GHS denominated Notes and Bonds issued by the Republic of Ghana accounts for the largest portion of the domestic debt being GHS 126bn in total value.
GHS denominated bonds issued by E.S.L.A. Plc and Daakye Trust Plc account for GHS 8.3bn and GHS 2.7bn respectively of the total domestic bond value.
The DDEP the country’s Finance Chief Ken Ofori-Atta noted, will require domestic bondholders to exchange their existing debt instruments for new ones.
According to the Finance Minister, existing bonds as of December 1, 2022 will be exchanged for a set of four (4) new bonds maturing 2027, 2029, 2032 and 2037.
The annual coupon on the new bonds will be set at 0% in 2023, 5% in 2024 and 10% from 2025 until maturity.
Addressing journalists on the DDEP during a press briefing on Monday, December 5, the Finance Minister assured that treasury bills are completely exempted from the debt exchange programme and all holders will be paid the full value of their investments on maturity.
Additionally, there will be no haircut on the principal value of bonds.
To minimize the impact of the debt exchange programme on the financial sector as a whole, the Minister revealed plans
by government to set up a Financial Stability Fund (FSF) with the sole purpose of minimizing the impact of government’s domestic debt exchange programme on the financial sector.
According to the Finance Minister, the FSF established with the help of development partners will provide liquidity support banks, pension funds, insurance companies, fund management companies in the country.
This, he noted in an address on Sunday, December 4, 2022, is to ensure that the financial institutions meet their obligations to the Investing public.

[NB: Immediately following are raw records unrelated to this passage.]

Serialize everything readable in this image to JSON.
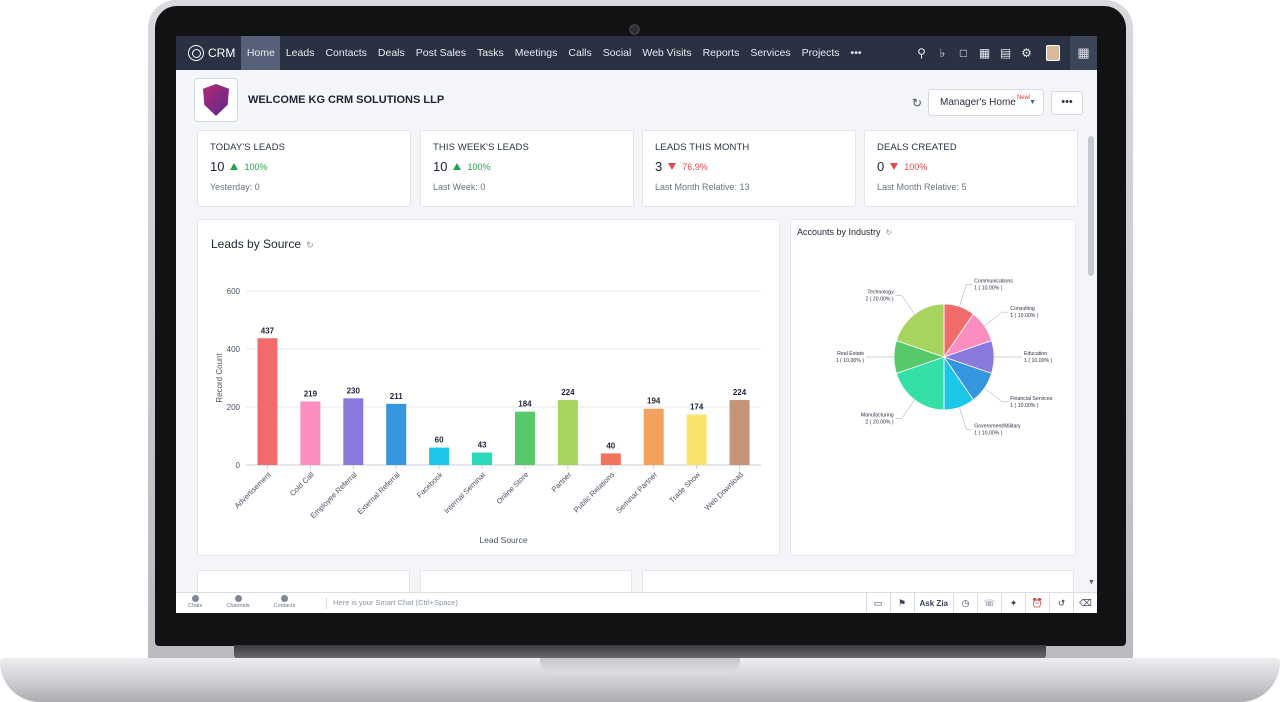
{
  "nav": {
    "brand": "CRM",
    "items": [
      "Home",
      "Leads",
      "Contacts",
      "Deals",
      "Post Sales",
      "Tasks",
      "Meetings",
      "Calls",
      "Social",
      "Web Visits",
      "Reports",
      "Services",
      "Projects",
      "•••"
    ],
    "active_index": 0,
    "icons": [
      "search-icon",
      "bell-icon",
      "new-record-icon",
      "calendar-icon",
      "marketplace-icon",
      "settings-icon"
    ]
  },
  "header": {
    "welcome": "WELCOME KG CRM SOLUTIONS LLP",
    "home_view": "Manager's Home",
    "home_view_badge": "New!",
    "more_label": "•••"
  },
  "kpis": [
    {
      "title": "TODAY'S LEADS",
      "value": "10",
      "trend": "up",
      "pct": "100%",
      "sub": "Yesterday: 0"
    },
    {
      "title": "THIS WEEK'S LEADS",
      "value": "10",
      "trend": "up",
      "pct": "100%",
      "sub": "Last Week: 0"
    },
    {
      "title": "LEADS THIS MONTH",
      "value": "3",
      "trend": "down",
      "pct": "76.9%",
      "sub": "Last Month Relative: 13"
    },
    {
      "title": "DEALS CREATED",
      "value": "0",
      "trend": "down",
      "pct": "100%",
      "sub": "Last Month Relative: 5"
    }
  ],
  "colors": {
    "nav_bg": "#2a3142",
    "nav_active": "#566078",
    "up": "#22a34a",
    "down": "#e4484a"
  },
  "chart_data": [
    {
      "type": "bar",
      "title": "Leads by Source",
      "xlabel": "Lead Source",
      "ylabel": "Record Count",
      "ylim": [
        0,
        600
      ],
      "yticks": [
        0,
        200,
        400,
        600
      ],
      "grid": true,
      "categories": [
        "Advertisement",
        "Cold Call",
        "Employee Referral",
        "External Referral",
        "Facebook",
        "Internal Seminar",
        "Online Store",
        "Partner",
        "Public Relations",
        "Seminar Partner",
        "Trade Show",
        "Web Download"
      ],
      "values": [
        437,
        219,
        230,
        211,
        60,
        43,
        184,
        224,
        40,
        194,
        174,
        224
      ],
      "colors": [
        "#f26b6b",
        "#fb8dc1",
        "#8a79dd",
        "#3596e0",
        "#1cc6e8",
        "#2dd9ba",
        "#57c96b",
        "#a7d45e",
        "#f2725c",
        "#f2a25c",
        "#fbe36b",
        "#c49477"
      ]
    },
    {
      "type": "pie",
      "title": "Accounts by Industry",
      "legend": "labels",
      "labels": [
        "Communications",
        "Consulting",
        "Education",
        "Financial Services",
        "Government/Military",
        "Manufacturing",
        "Real Estate",
        "Technology"
      ],
      "values": [
        1,
        1,
        1,
        1,
        1,
        2,
        1,
        2
      ],
      "value_labels": [
        "1 ( 10.00% )",
        "1 ( 10.00% )",
        "1 ( 10.00% )",
        "1 ( 10.00% )",
        "1 ( 10.00% )",
        "2 ( 20.00% )",
        "1 ( 10.00% )",
        "2 ( 20.00% )"
      ],
      "colors": [
        "#f26b6b",
        "#fb8dc1",
        "#8a79dd",
        "#3596e0",
        "#1cc6e8",
        "#35dfa8",
        "#57c96b",
        "#a7d45e"
      ]
    }
  ],
  "statusbar": {
    "left": [
      "Chats",
      "Channels",
      "Contacts"
    ],
    "smart_chat": "Here is your Smart Chat (Ctrl+Space)",
    "ask_zia": "Ask Zia"
  }
}
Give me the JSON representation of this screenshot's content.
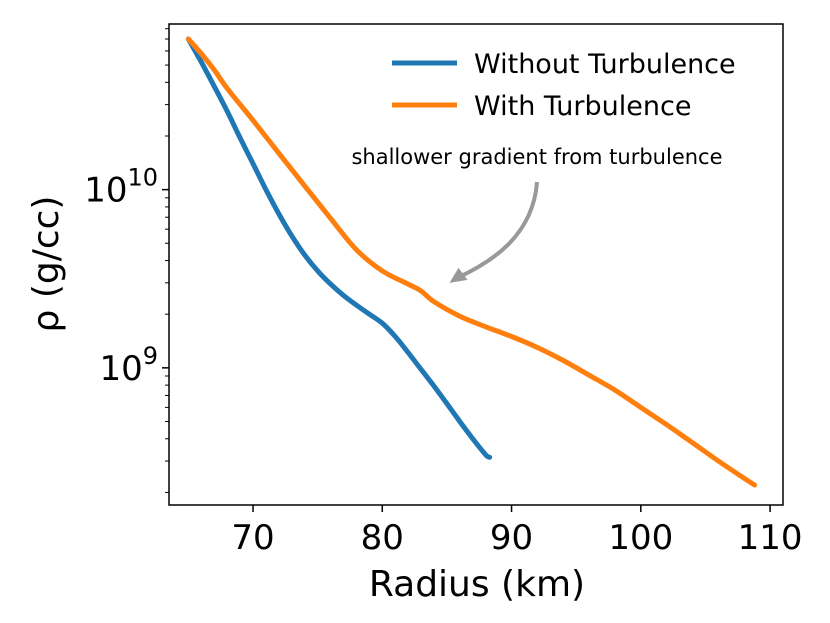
{
  "chart_data": {
    "type": "line",
    "xlabel": "Radius (km)",
    "ylabel": "ρ (g/cc)",
    "y_scale": "log",
    "xlim": [
      63.5,
      111
    ],
    "ylim": [
      170000000.0,
      85000000000.0
    ],
    "x_ticks": [
      {
        "value": 70,
        "label": "70"
      },
      {
        "value": 80,
        "label": "80"
      },
      {
        "value": 90,
        "label": "90"
      },
      {
        "value": 100,
        "label": "100"
      },
      {
        "value": 110,
        "label": "110"
      }
    ],
    "y_ticks": [
      {
        "value": 1000000000.0,
        "base": "10",
        "exp": "9"
      },
      {
        "value": 10000000000.0,
        "base": "10",
        "exp": "10"
      }
    ],
    "legend": {
      "placement": "top-right"
    },
    "series": [
      {
        "name": "Without Turbulence",
        "color": "#1f77b4",
        "points": [
          [
            65,
            70000000000.0
          ],
          [
            66,
            52000000000.0
          ],
          [
            67,
            38000000000.0
          ],
          [
            68,
            27500000000.0
          ],
          [
            69,
            19500000000.0
          ],
          [
            70,
            14000000000.0
          ],
          [
            71,
            10000000000.0
          ],
          [
            72,
            7300000000.0
          ],
          [
            73,
            5500000000.0
          ],
          [
            74,
            4300000000.0
          ],
          [
            75,
            3500000000.0
          ],
          [
            76,
            2950000000.0
          ],
          [
            77,
            2550000000.0
          ],
          [
            78,
            2250000000.0
          ],
          [
            79,
            2000000000.0
          ],
          [
            80,
            1780000000.0
          ],
          [
            81,
            1500000000.0
          ],
          [
            82,
            1220000000.0
          ],
          [
            83,
            980000000.0
          ],
          [
            84,
            790000000.0
          ],
          [
            85,
            630000000.0
          ],
          [
            86,
            500000000.0
          ],
          [
            87,
            400000000.0
          ],
          [
            88,
            325000000.0
          ],
          [
            88.3,
            315000000.0
          ]
        ]
      },
      {
        "name": "With Turbulence",
        "color": "#ff7f0e",
        "points": [
          [
            65,
            70000000000.0
          ],
          [
            66,
            58000000000.0
          ],
          [
            67,
            47000000000.0
          ],
          [
            68,
            37000000000.0
          ],
          [
            70,
            24500000000.0
          ],
          [
            72,
            16000000000.0
          ],
          [
            74,
            10500000000.0
          ],
          [
            76,
            6900000000.0
          ],
          [
            78,
            4600000000.0
          ],
          [
            80,
            3500000000.0
          ],
          [
            82,
            2950000000.0
          ],
          [
            83,
            2700000000.0
          ],
          [
            84,
            2350000000.0
          ],
          [
            86,
            1950000000.0
          ],
          [
            88,
            1700000000.0
          ],
          [
            90,
            1500000000.0
          ],
          [
            92,
            1300000000.0
          ],
          [
            94,
            1100000000.0
          ],
          [
            96,
            910000000.0
          ],
          [
            98,
            750000000.0
          ],
          [
            100,
            600000000.0
          ],
          [
            102,
            480000000.0
          ],
          [
            104,
            380000000.0
          ],
          [
            106,
            300000000.0
          ],
          [
            108,
            240000000.0
          ],
          [
            108.8,
            220000000.0
          ]
        ]
      }
    ],
    "annotation": {
      "text": "shallower gradient from turbulence",
      "color": "#999999",
      "arrow_target": [
        85.2,
        3000000000.0
      ]
    }
  }
}
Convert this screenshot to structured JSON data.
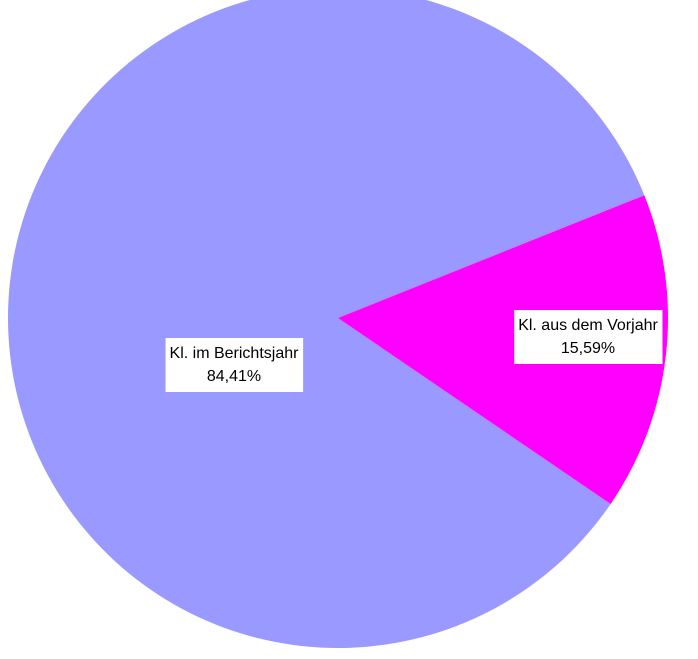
{
  "chart_data": {
    "type": "pie",
    "categories": [
      "Kl. im Berichtsjahr",
      "Kl. aus dem Vorjahr"
    ],
    "values": [
      84.41,
      15.59
    ],
    "value_labels": [
      "84,41%",
      "15,59%"
    ],
    "colors": [
      "#9999ff",
      "#ff00ff"
    ]
  }
}
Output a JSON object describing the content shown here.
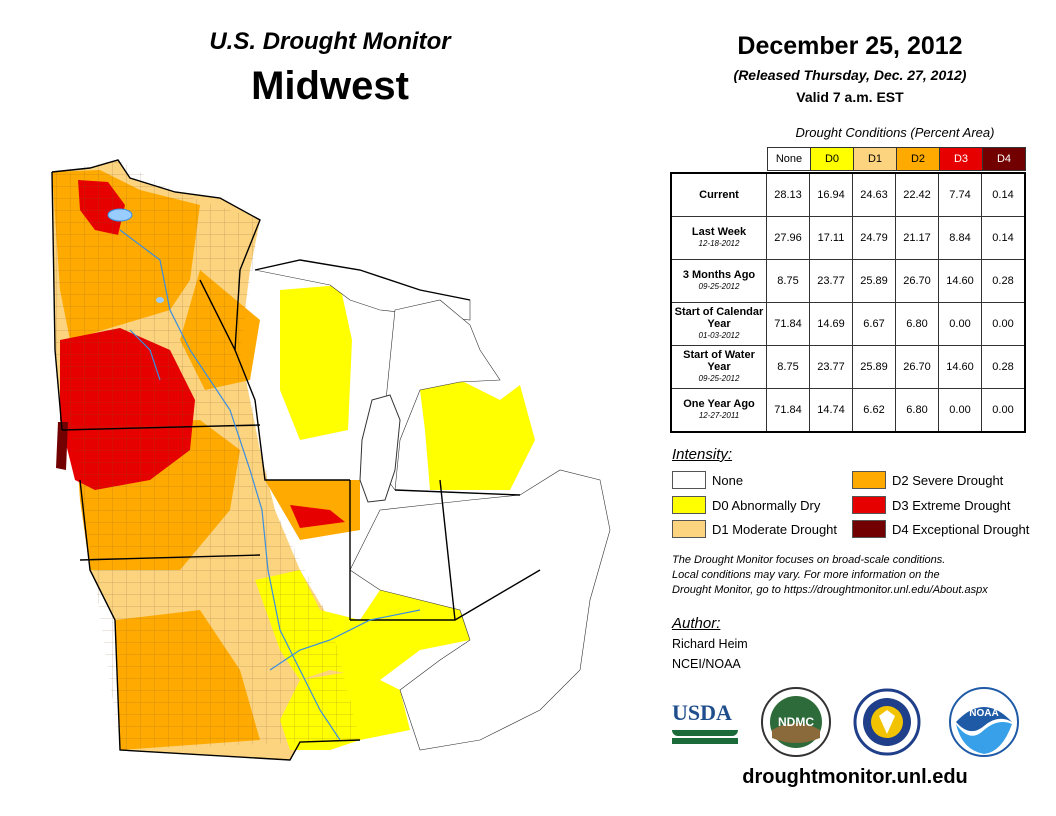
{
  "header": {
    "title": "U.S. Drought Monitor",
    "region": "Midwest",
    "date": "December 25, 2012",
    "released": "(Released Thursday, Dec. 27, 2012)",
    "valid": "Valid 7 a.m. EST"
  },
  "table": {
    "caption": "Drought Conditions (Percent Area)",
    "categories": [
      {
        "label": "None",
        "color": "#ffffff",
        "text_color": "#000000"
      },
      {
        "label": "D0",
        "color": "#ffff00",
        "text_color": "#000000"
      },
      {
        "label": "D1",
        "color": "#fcd37f",
        "text_color": "#000000"
      },
      {
        "label": "D2",
        "color": "#ffaa00",
        "text_color": "#000000"
      },
      {
        "label": "D3",
        "color": "#e60000",
        "text_color": "#ffffff"
      },
      {
        "label": "D4",
        "color": "#730000",
        "text_color": "#ffffff"
      }
    ],
    "rows": [
      {
        "label": "Current",
        "date": "",
        "values": [
          "28.13",
          "16.94",
          "24.63",
          "22.42",
          "7.74",
          "0.14"
        ]
      },
      {
        "label": "Last Week",
        "date": "12-18-2012",
        "values": [
          "27.96",
          "17.11",
          "24.79",
          "21.17",
          "8.84",
          "0.14"
        ]
      },
      {
        "label": "3 Months Ago",
        "date": "09-25-2012",
        "values": [
          "8.75",
          "23.77",
          "25.89",
          "26.70",
          "14.60",
          "0.28"
        ]
      },
      {
        "label": "Start of Calendar Year",
        "date": "01-03-2012",
        "values": [
          "71.84",
          "14.69",
          "6.67",
          "6.80",
          "0.00",
          "0.00"
        ]
      },
      {
        "label": "Start of Water Year",
        "date": "09-25-2012",
        "values": [
          "8.75",
          "23.77",
          "25.89",
          "26.70",
          "14.60",
          "0.28"
        ]
      },
      {
        "label": "One Year Ago",
        "date": "12-27-2011",
        "values": [
          "71.84",
          "14.74",
          "6.62",
          "6.80",
          "0.00",
          "0.00"
        ]
      }
    ]
  },
  "legend": {
    "title": "Intensity:",
    "items": [
      {
        "label": "None",
        "color": "#ffffff"
      },
      {
        "label": "D0 Abnormally Dry",
        "color": "#ffff00"
      },
      {
        "label": "D1 Moderate Drought",
        "color": "#fcd37f"
      },
      {
        "label": "D2 Severe Drought",
        "color": "#ffaa00"
      },
      {
        "label": "D3 Extreme Drought",
        "color": "#e60000"
      },
      {
        "label": "D4 Exceptional Drought",
        "color": "#730000"
      }
    ]
  },
  "note": {
    "line1": "The Drought Monitor focuses on broad-scale conditions.",
    "line2": "Local conditions may vary. For more information on the",
    "line3": "Drought Monitor, go to https://droughtmonitor.unl.edu/About.aspx"
  },
  "author": {
    "title": "Author:",
    "name": "Richard Heim",
    "org": "NCEI/NOAA"
  },
  "logos": {
    "usda": "USDA",
    "ndmc": "NDMC",
    "noaa": "NOAA"
  },
  "footer": {
    "site": "droughtmonitor.unl.edu"
  }
}
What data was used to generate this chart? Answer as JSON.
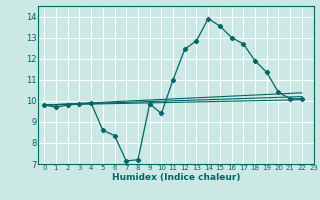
{
  "xlabel": "Humidex (Indice chaleur)",
  "bg_color": "#cce8e4",
  "grid_color": "#ffffff",
  "line_color": "#006666",
  "xlim": [
    -0.5,
    23
  ],
  "ylim": [
    7,
    14.5
  ],
  "xticks": [
    0,
    1,
    2,
    3,
    4,
    5,
    6,
    7,
    8,
    9,
    10,
    11,
    12,
    13,
    14,
    15,
    16,
    17,
    18,
    19,
    20,
    21,
    22,
    23
  ],
  "yticks": [
    7,
    8,
    9,
    10,
    11,
    12,
    13,
    14
  ],
  "curve": {
    "x": [
      0,
      1,
      2,
      3,
      4,
      5,
      6,
      7,
      8,
      9,
      10,
      11,
      12,
      13,
      14,
      15,
      16,
      17,
      18,
      19,
      20,
      21,
      22
    ],
    "y": [
      9.8,
      9.7,
      9.8,
      9.85,
      9.9,
      8.6,
      8.35,
      7.15,
      7.2,
      9.85,
      9.4,
      11.0,
      12.45,
      12.85,
      13.9,
      13.55,
      13.0,
      12.7,
      11.9,
      11.35,
      10.4,
      10.1,
      10.1
    ]
  },
  "straight_lines": [
    {
      "x": [
        0,
        22
      ],
      "y": [
        9.8,
        10.05
      ]
    },
    {
      "x": [
        0,
        22
      ],
      "y": [
        9.8,
        10.2
      ]
    },
    {
      "x": [
        0,
        22
      ],
      "y": [
        9.8,
        10.38
      ]
    }
  ]
}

“Government recognizes that our financial institutions holds a substantial proportion of these bonds. As such the potential impact of this exchange on the financial sector has been assessed by their respective regulators.
“Working together, these regulators have pout in place appropriate measures and safeguards to minimize the potential impact on the financial sector and to ensure that financial stability is preserved.
“A Financial Stability Fund is being established by government with the help of development partners to provide liquidity support to banks, pension funds, insurance companies, fund managers and collective investment schemes to ensure that they are able to meet their obligations to clients as they fall due,” quipped the Finance Minister.